Lemma 2: The tangent points of a circumscribed polygon divide the sides into segments whose ratios are fixed by the circle’s radius. This follows from the equality of tangent segments from a common vertex.

Lemma 3: For each side of the circumscribed polygon, the distance from $M$ to the side equals the distance from $M$ to the corresponding tangent point (side of the inscribed polygon) multiplied by a constant independent of $M$. This is a consequence of Lemmas 1 and 2.

Main Claim: The product of the distances from $M$ to all sides of the outer polygon equals the product of distances from $M$ to all sides of the inner polygon.
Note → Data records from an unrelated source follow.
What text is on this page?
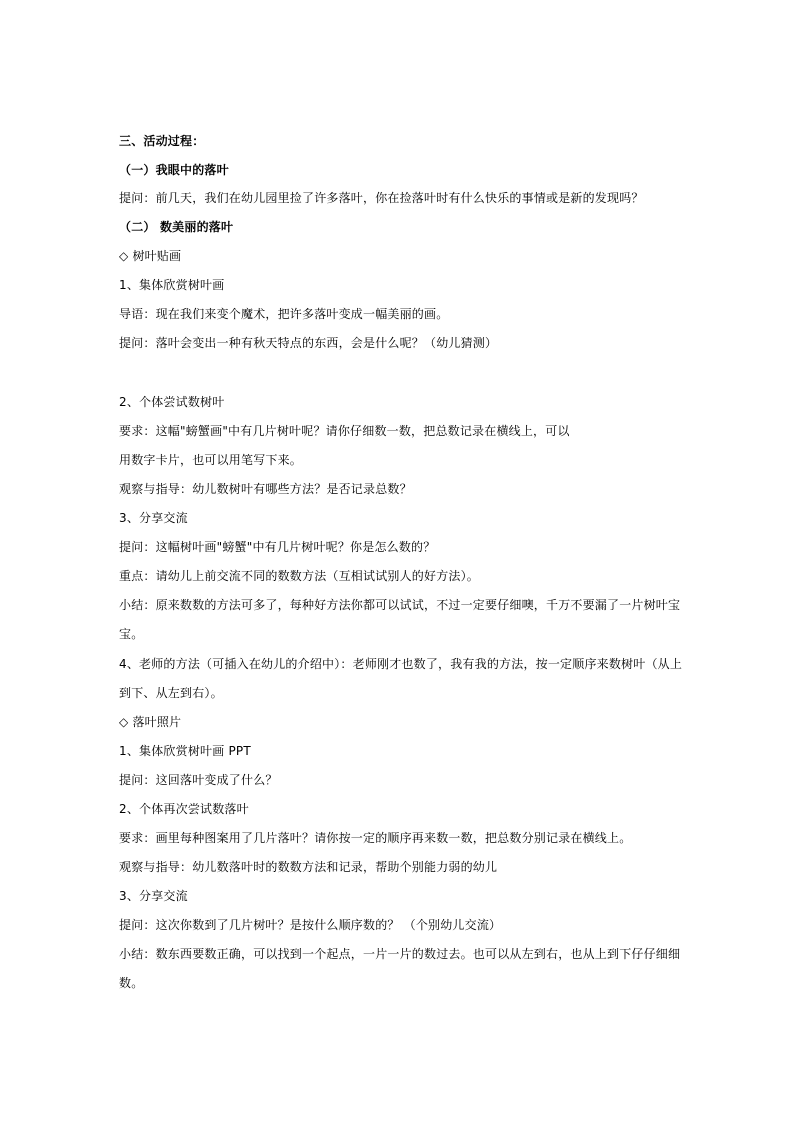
三、活动过程：
（一）我眼中的落叶
提问：前几天，我们在幼儿园里捡了许多落叶，你在捡落叶时有什么快乐的事情或是新的发现吗？
（二） 数美丽的落叶
◇ 树叶贴画
1、集体欣赏树叶画
导语：现在我们来变个魔术，把许多落叶变成一幅美丽的画。
提问：落叶会变出一种有秋天特点的东西，会是什么呢？（幼儿猜测）
2、个体尝试数树叶
要求：这幅"螃蟹画"中有几片树叶呢？请你仔细数一数，把总数记录在横线上，可以
用数字卡片，也可以用笔写下来。
观察与指导：幼儿数树叶有哪些方法？是否记录总数？
3、分享交流
提问：这幅树叶画"螃蟹"中有几片树叶呢？你是怎么数的？
重点：请幼儿上前交流不同的数数方法（互相试试别人的好方法）。
小结：原来数数的方法可多了，每种好方法你都可以试试，不过一定要仔细噢，千万不要漏了一片树叶宝
宝。
4、老师的方法（可插入在幼儿的介绍中）：老师刚才也数了，我有我的方法，按一定顺序来数树叶（从上
到下、从左到右）。
◇ 落叶照片
1、集体欣赏树叶画 PPT
提问：这回落叶变成了什么？
2、个体再次尝试数落叶
要求：画里每种图案用了几片落叶？请你按一定的顺序再来数一数，把总数分别记录在横线上。
观察与指导：幼儿数落叶时的数数方法和记录，帮助个别能力弱的幼儿
3、分享交流
提问：这次你数到了几片树叶？是按什么顺序数的？ （个别幼儿交流）
小结：数东西要数正确，可以找到一个起点，一片一片的数过去。也可以从左到右，也从上到下仔仔细细
数。
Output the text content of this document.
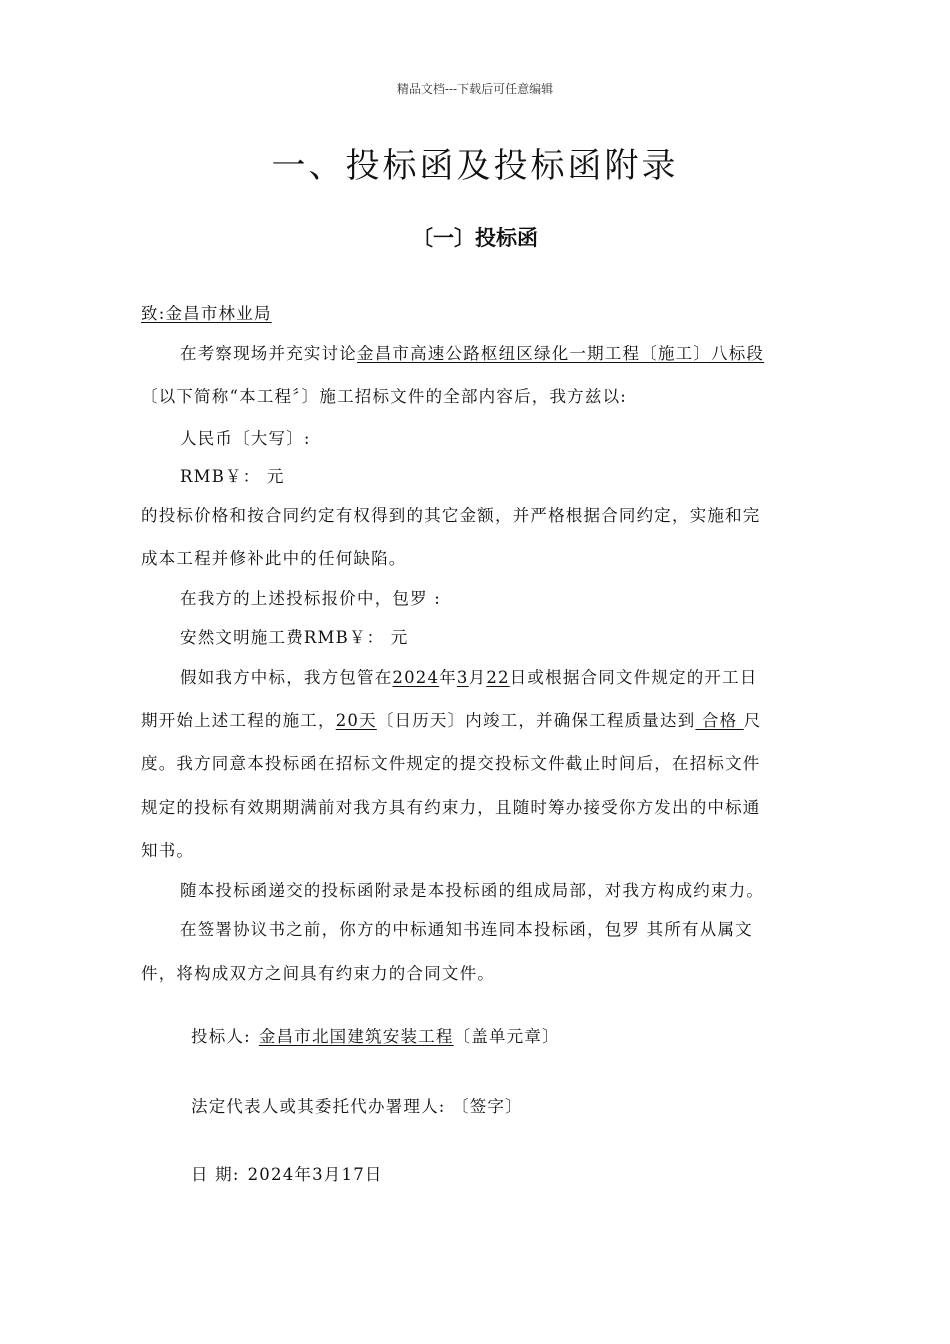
精品文档---下载后可任意编辑
一、投标函及投标函附录
〔一〕投标函
致:金昌市林业局
在考察现场并充实讨论金昌市高速公路枢纽区绿化一期工程〔施工〕八标段
〔以下简称“本工程〞〕施工招标文件的全部内容后，我方兹以:
人民币〔大写〕:
RMB￥： 元
的投标价格和按合同约定有权得到的其它金额，并严格根据合同约定，实施和完
成本工程并修补此中的任何缺陷。
在我方的上述投标报价中，包罗 :
安然文明施工费RMB￥： 元
假如我方中标，我方包管在2024年3月22日或根据合同文件规定的开工日
期开始上述工程的施工，20天〔日历天〕内竣工，并确保工程质量达到 合格 尺
度。我方同意本投标函在招标文件规定的提交投标文件截止时间后，在招标文件
规定的投标有效期期满前对我方具有约束力，且随时筹办接受你方发出的中标通
知书。
随本投标函递交的投标函附录是本投标函的组成局部，对我方构成约束力。
在签署协议书之前，你方的中标通知书连同本投标函，包罗 其所有从属文
件，将构成双方之间具有约束力的合同文件。
投标人: 金昌市北国建筑安装工程〔盖单元章〕
法定代表人或其委托代办署理人: 〔签字〕
日 期: 2024年3月17日
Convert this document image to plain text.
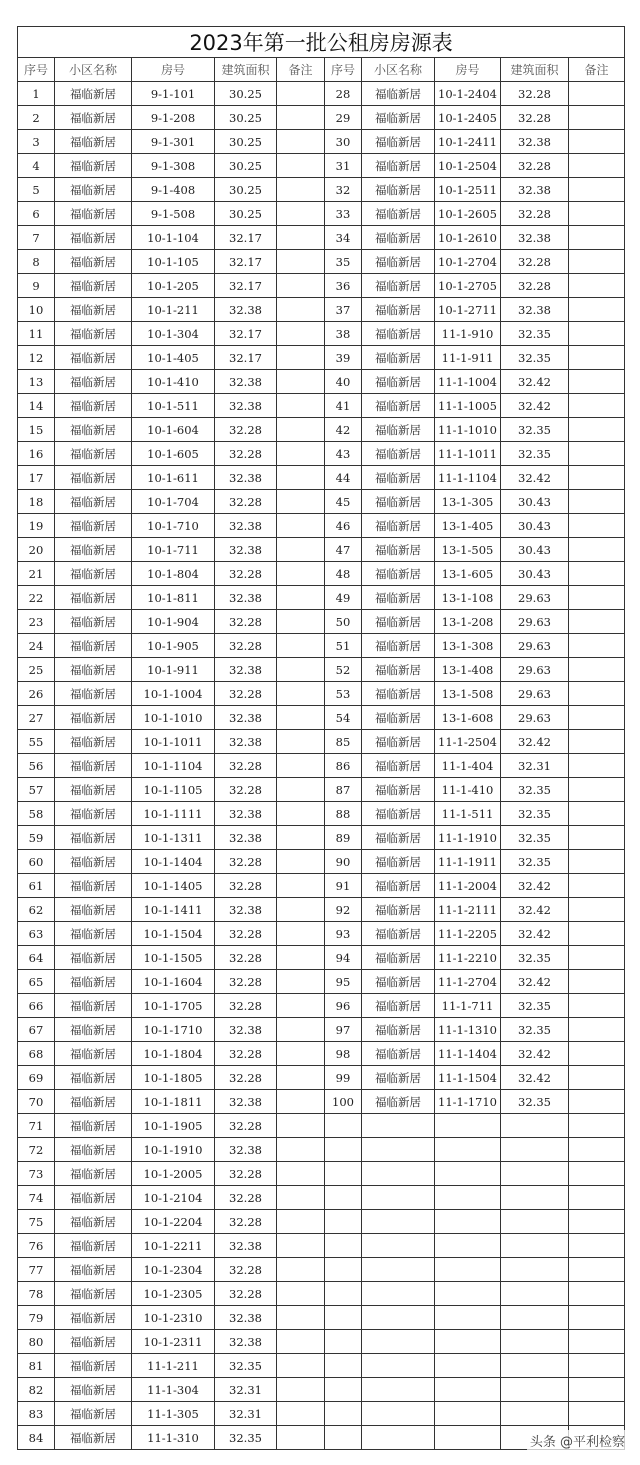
2023年第一批公租房房源表									
序号	小区名称	房号	建筑面积	备注	序号	小区名称	房号	建筑面积	备注
1	福临新居	9-1-101	30.25		28	福临新居	10-1-2404	32.28	
2	福临新居	9-1-208	30.25		29	福临新居	10-1-2405	32.28	
3	福临新居	9-1-301	30.25		30	福临新居	10-1-2411	32.38	
4	福临新居	9-1-308	30.25		31	福临新居	10-1-2504	32.28	
5	福临新居	9-1-408	30.25		32	福临新居	10-1-2511	32.38	
6	福临新居	9-1-508	30.25		33	福临新居	10-1-2605	32.28	
7	福临新居	10-1-104	32.17		34	福临新居	10-1-2610	32.38	
8	福临新居	10-1-105	32.17		35	福临新居	10-1-2704	32.28	
9	福临新居	10-1-205	32.17		36	福临新居	10-1-2705	32.28	
10	福临新居	10-1-211	32.38		37	福临新居	10-1-2711	32.38	
11	福临新居	10-1-304	32.17		38	福临新居	11-1-910	32.35	
12	福临新居	10-1-405	32.17		39	福临新居	11-1-911	32.35	
13	福临新居	10-1-410	32.38		40	福临新居	11-1-1004	32.42	
14	福临新居	10-1-511	32.38		41	福临新居	11-1-1005	32.42	
15	福临新居	10-1-604	32.28		42	福临新居	11-1-1010	32.35	
16	福临新居	10-1-605	32.28		43	福临新居	11-1-1011	32.35	
17	福临新居	10-1-611	32.38		44	福临新居	11-1-1104	32.42	
18	福临新居	10-1-704	32.28		45	福临新居	13-1-305	30.43	
19	福临新居	10-1-710	32.38		46	福临新居	13-1-405	30.43	
20	福临新居	10-1-711	32.38		47	福临新居	13-1-505	30.43	
21	福临新居	10-1-804	32.28		48	福临新居	13-1-605	30.43	
22	福临新居	10-1-811	32.38		49	福临新居	13-1-108	29.63	
23	福临新居	10-1-904	32.28		50	福临新居	13-1-208	29.63	
24	福临新居	10-1-905	32.28		51	福临新居	13-1-308	29.63	
25	福临新居	10-1-911	32.38		52	福临新居	13-1-408	29.63	
26	福临新居	10-1-1004	32.28		53	福临新居	13-1-508	29.63	
27	福临新居	10-1-1010	32.38		54	福临新居	13-1-608	29.63	
55	福临新居	10-1-1011	32.38		85	福临新居	11-1-2504	32.42	
56	福临新居	10-1-1104	32.28		86	福临新居	11-1-404	32.31	
57	福临新居	10-1-1105	32.28		87	福临新居	11-1-410	32.35	
58	福临新居	10-1-1111	32.38		88	福临新居	11-1-511	32.35	
59	福临新居	10-1-1311	32.38		89	福临新居	11-1-1910	32.35	
60	福临新居	10-1-1404	32.28		90	福临新居	11-1-1911	32.35	
61	福临新居	10-1-1405	32.28		91	福临新居	11-1-2004	32.42	
62	福临新居	10-1-1411	32.38		92	福临新居	11-1-2111	32.42	
63	福临新居	10-1-1504	32.28		93	福临新居	11-1-2205	32.42	
64	福临新居	10-1-1505	32.28		94	福临新居	11-1-2210	32.35	
65	福临新居	10-1-1604	32.28		95	福临新居	11-1-2704	32.42	
66	福临新居	10-1-1705	32.28		96	福临新居	11-1-711	32.35	
67	福临新居	10-1-1710	32.38		97	福临新居	11-1-1310	32.35	
68	福临新居	10-1-1804	32.28		98	福临新居	11-1-1404	32.42	
69	福临新居	10-1-1805	32.28		99	福临新居	11-1-1504	32.42	
70	福临新居	10-1-1811	32.38		100	福临新居	11-1-1710	32.35	
71	福临新居	10-1-1905	32.28						
72	福临新居	10-1-1910	32.38						
73	福临新居	10-1-2005	32.28						
74	福临新居	10-1-2104	32.28						
75	福临新居	10-1-2204	32.28						
76	福临新居	10-1-2211	32.38						
77	福临新居	10-1-2304	32.28						
78	福临新居	10-1-2305	32.28						
79	福临新居	10-1-2310	32.38						
80	福临新居	10-1-2311	32.38						
81	福临新居	11-1-211	32.35						
82	福临新居	11-1-304	32.31						
83	福临新居	11-1-305	32.31						
84	福临新居	11-1-310	32.35							头条 @平利检察
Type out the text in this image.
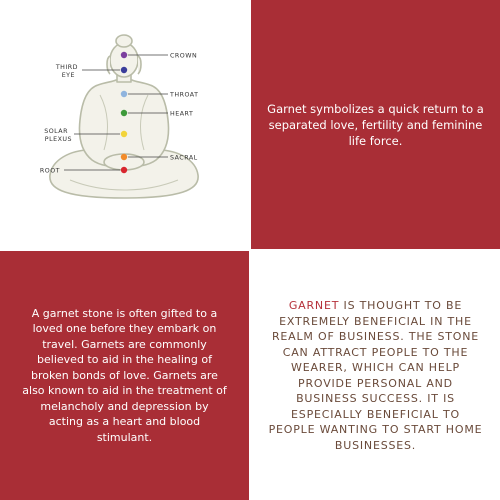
CROWN
THIRD
EYE
THROAT
HEART
SOLAR
PLEXUS
SACRAL
ROOT
Garnet symbolizes a quick return to a separated love, fertility and feminine life force.
A garnet stone is often gifted to a loved one before they embark on travel. Garnets are commonly believed to aid in the healing of broken bonds of love. Garnets are also known to aid in the treatment of melancholy and depression by acting as a heart and blood stimulant.
GARNET IS THOUGHT TO BE EXTREMELY BENEFICIAL IN THE REALM OF BUSINESS. THE STONE CAN ATTRACT PEOPLE TO THE WEARER, WHICH CAN HELP PROVIDE PERSONAL AND BUSINESS SUCCESS. IT IS ESPECIALLY BENEFICIAL TO PEOPLE WANTING TO START HOME BUSINESSES.
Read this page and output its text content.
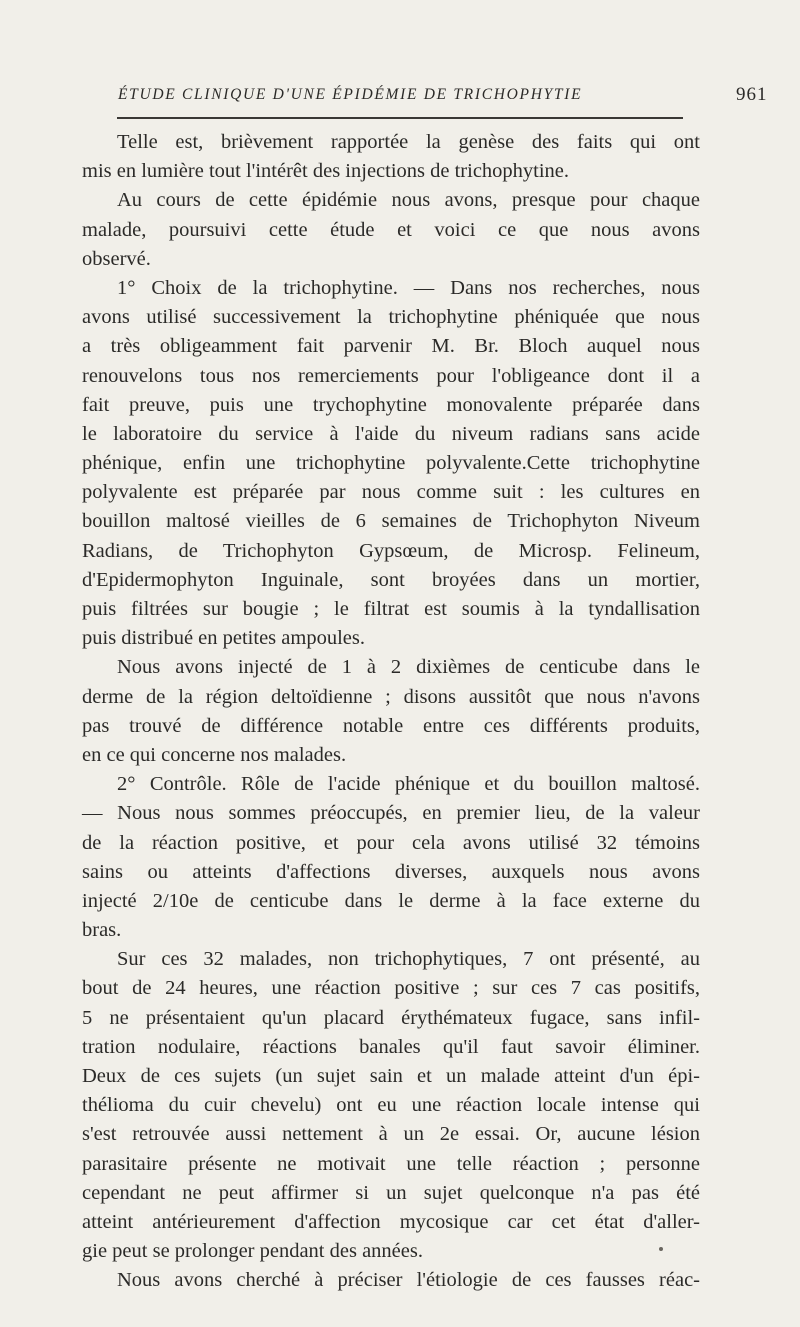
ÉTUDE CLINIQUE D'UNE ÉPIDÉMIE DE TRICHOPHYTIE	961
Telle est, brièvement rapportée la genèse des faits qui ont
mis en lumière tout l'intérêt des injections de trichophytine.
Au cours de cette épidémie nous avons, presque pour chaque
malade, poursuivi cette étude et voici ce que nous avons
observé.
1° Choix de la trichophytine. — Dans nos recherches, nous
avons utilisé successivement la trichophytine phéniquée que nous
a très obligeamment fait parvenir M. Br. Bloch auquel nous
renouvelons tous nos remerciements pour l'obligeance dont il a
fait preuve, puis une trychophytine monovalente préparée dans
le laboratoire du service à l'aide du niveum radians sans acide
phénique, enfin une trichophytine polyvalente.Cette trichophytine
polyvalente est préparée par nous comme suit : les cultures en
bouillon maltosé vieilles de 6 semaines de Trichophyton Niveum
Radians, de Trichophyton Gypsœum, de Microsp. Felineum,
d'Epidermophyton Inguinale, sont broyées dans un mortier,
puis filtrées sur bougie ; le filtrat est soumis à la tyndallisation
puis distribué en petites ampoules.
Nous avons injecté de 1 à 2 dixièmes de centicube dans le
derme de la région deltoïdienne ; disons aussitôt que nous n'avons
pas trouvé de différence notable entre ces différents produits,
en ce qui concerne nos malades.
2° Contrôle. Rôle de l'acide phénique et du bouillon maltosé.
— Nous nous sommes préoccupés, en premier lieu, de la valeur
de la réaction positive, et pour cela avons utilisé 32 témoins
sains ou atteints d'affections diverses, auxquels nous avons
injecté 2/10e de centicube dans le derme à la face externe du
bras.
Sur ces 32 malades, non trichophytiques, 7 ont présenté, au
bout de 24 heures, une réaction positive ; sur ces 7 cas positifs,
5 ne présentaient qu'un placard érythémateux fugace, sans infil-
tration nodulaire, réactions banales qu'il faut savoir éliminer.
Deux de ces sujets (un sujet sain et un malade atteint d'un épi-
thélioma du cuir chevelu) ont eu une réaction locale intense qui
s'est retrouvée aussi nettement à un 2e essai. Or, aucune lésion
parasitaire présente ne motivait une telle réaction ; personne
cependant ne peut affirmer si un sujet quelconque n'a pas été
atteint antérieurement d'affection mycosique car cet état d'aller-
gie peut se prolonger pendant des années.
Nous avons cherché à préciser l'étiologie de ces fausses réac-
This follows from Lemma 3 by multiplying the constant ratios over all sides, yielding an overall factor of 1.

The hardest direction is ensuring that the product of proportionalities over all sides equals one; the step most likely to fail is proving Lemma 3 in a rigorous, general polygon context without assuming a specific number of sides.

Solution

Let the circumscribed polygon be $A_1A_2\ldots A_n$ with a circle of radius $r$ tangent to its sides at points $P_1, P_2, \ldots, P_n$, forming the inscribed polygon $P_1P_2\ldots P_n$. Denote by $d(M, A_iA_{i+1})$ the distance from a point $M$ on the circle to the line containing side $A_iA_{i+1}$, and by $d(M, P_iP_{i+1})$ the distance from $M$ to the line containing side $P_iP_{i+1}$.

For any tangent line to the circle at point $P_i$, consider the central angle $\theta_i$ at the circle’s center $O$ formed by the radius $OP_i$ and the line $OM$. By the standard tangent formula, the distance from $M$ to the tangent line at $P_i$ is

$$d(M, A_iA_{i+1}) = r \frac{|\sin(\phi_i)|}{1} = r |\sin \phi_i|,$$

where $\phi_i$ is the angle between $OM$ and the tangent at $P_i$. Similarly, the distance from $M$ to the line $P_iP_{i+1}$ connecting two consecutive tangency points satisfies

$$d(M, P_iP_{i+1}) = r |\sin \psi_i|,$$

where $\psi_i$ is the angle between $OM$ and the chord $P_iP_{i+1}$. Since the line $A_iA_{i+1}$ passes through $P_i$ and $P_{i+1}$ and is tangent at one of these points, the angles $\phi_i$ and $\psi_i$ satisfy the identity

$$|\sin \phi_i| = |\sin \psi_i|.$$

This equality arises because the tangent line at $P_i$ and the chord $P_iP_{i+1}$ are related by a rotation preserving the absolute value of the sine of the angle with $OM$. Multiplying over all $i$ from $1$ to $n$, we obtain

$$\prod_{i=1}^n d(M, A_iA_{i+1}) = \prod_{i=1}^n r |\sin \phi_i| = r^n \prod_{i=1}^n |\sin \phi_i| = r^n \prod_{i=1}^n |\sin \psi_i| = \prod_{i=1}^n d(M, P_iP_{i+1}).$$

Thus, the product of the distances from $M$ to the sides of the circumscribed polygon equals the product of the distances from $M$ to the sides of the inscribed polygon. This completes the proof.

Verification of Key Steps

The most delicate step is establishing $|\sin \phi_i| = |\sin \psi_i|$ for arbitrary $M$ on the circle. Reconsider the triangle $OM P_i$ where $O$ is the center and $M$ is arbitrary. The tangent line at $P_i$ is perpendicular to $OP_i$, so the distance from $M$ to the tangent is the altitude from $M$ in this right triangle, giving $d(M, A_iA_{i+1}) = |OM \times \sin \angle MOM_i| = r |\sin \phi_i|$. For the chord $P_iP_{i+1}$, the distance from $M$ to the line connecting $P_i$ and $P_{i+1}$ is computed using the sine of the angle opposite to $M$ in the triangle $MP_iP_{i+1}$, which reduces to the same $|\sin \phi_i|$ due to the symmetry of tangents and chords relative to $O$. Testing small polygons numerically, for triangles and squares, confirms equality in each case.

Alternative Approaches

One alternative uses complex numbers by mapping the circle to the unit circle in the complex plane. Represent the vertices and tangency points as complex numbers of modulus one and compute distances as absolute values of linear forms. The product of these absolute values simplifies using properties of roots of unity to yield the same result. Another approach uses projective geometry, considering the duality between points and lines with respect to the circle. The chosen trigonometric approach is preferable because it applies directly to any polygon without introducing advanced machinery and provides a clear, constructive formula for distances, making verification and generalization transparent.